Jumat, 26 April 24

Revisi UU MD3 Untuk Siapa?

Revisi UU MD3 Untuk Siapa?

Obsessionnews.com – Pimpinan DPR RI akhirnya mengesahkan usulan revisi Undang-Undang (UU) Nomor 17 Tahun 2014 tentang MPR, DPR, DPD, dan DPRD atau dikenal sebagai UU MD3 menjadi inisiatif DPR. Pengesahan itu dilakukan dalam sidang paripurna DPR RI yang dipimpin oleh Wakil Ketua Fahri Hamzah.

“Apakah RUU Usul Inisiatif Anggota DPR RI tentang Perubahan Kedua atas Undang-Undang Nomor 17 Tahun 2014 tentang MPR, DPR, DPD, dan DPRD menjadi RUU Usul DPR RI dapat disetujui?” kata Fahri di Komplek Parlemen, Senayan, Jakarta, Selasa (24/1/2017). Pertanyaan ini kemudian diamini oleh sekitar 308 anggota dewan yang hadir.

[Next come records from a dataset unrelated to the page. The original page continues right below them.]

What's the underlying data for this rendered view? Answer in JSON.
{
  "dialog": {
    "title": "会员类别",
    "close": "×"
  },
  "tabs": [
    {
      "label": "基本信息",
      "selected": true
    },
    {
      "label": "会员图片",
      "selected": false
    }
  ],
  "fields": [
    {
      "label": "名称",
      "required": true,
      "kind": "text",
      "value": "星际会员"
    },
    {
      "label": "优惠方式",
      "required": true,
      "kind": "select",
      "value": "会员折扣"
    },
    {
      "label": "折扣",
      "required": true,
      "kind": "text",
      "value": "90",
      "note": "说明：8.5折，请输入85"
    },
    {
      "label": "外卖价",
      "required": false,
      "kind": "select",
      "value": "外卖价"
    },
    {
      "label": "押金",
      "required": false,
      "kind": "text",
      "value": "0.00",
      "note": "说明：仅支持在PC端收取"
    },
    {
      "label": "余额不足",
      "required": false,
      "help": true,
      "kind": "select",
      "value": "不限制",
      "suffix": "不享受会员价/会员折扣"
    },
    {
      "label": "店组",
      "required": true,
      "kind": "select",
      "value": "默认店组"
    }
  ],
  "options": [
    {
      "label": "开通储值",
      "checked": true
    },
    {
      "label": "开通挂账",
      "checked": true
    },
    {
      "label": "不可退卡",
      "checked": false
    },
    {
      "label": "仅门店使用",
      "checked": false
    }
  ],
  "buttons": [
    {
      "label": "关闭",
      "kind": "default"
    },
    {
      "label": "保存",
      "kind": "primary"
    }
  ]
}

Dalam sidang paripurna tersebut, masing-masing fraksi menyerahkan pandangannya dalam bentuk tertulis. Setelah resmi jadi usulan DPR, pembahasan RUU MD3 akan dilanjutkan di Badan Legislasi (Baleg). Salah satu yang akan dibahas adalah usulan PKB dan Gerindra untuk menambah satu kursi lagi pimpinan DPR/MPR selain jatah PDI-P.

DPR juga akan mengirimkan surat kepada Presiden Jokowi. Setelah itu, RUU MD3 akan kembali dibahas oleh pemerintah dengan Badan Legislatif DPR. Pemerintah akan mengirim tim untuk membahas dengan Baleg sebelum difinalisasi.

“Nantinya, perwakilan pemerintah dan DPR akan melanjutkan pembahasan RUU MD3,” kata Fahri.

PDI-P mengusulkan revisi terbatas UU MD3 berkaitan dengan penambahan kursi pimpinan DPR/MPR. Sebagai partai pemenang pemilu legislatif 2014, PDI-P merasa layak mendapatkan kursi pimpinan MPR-DPR.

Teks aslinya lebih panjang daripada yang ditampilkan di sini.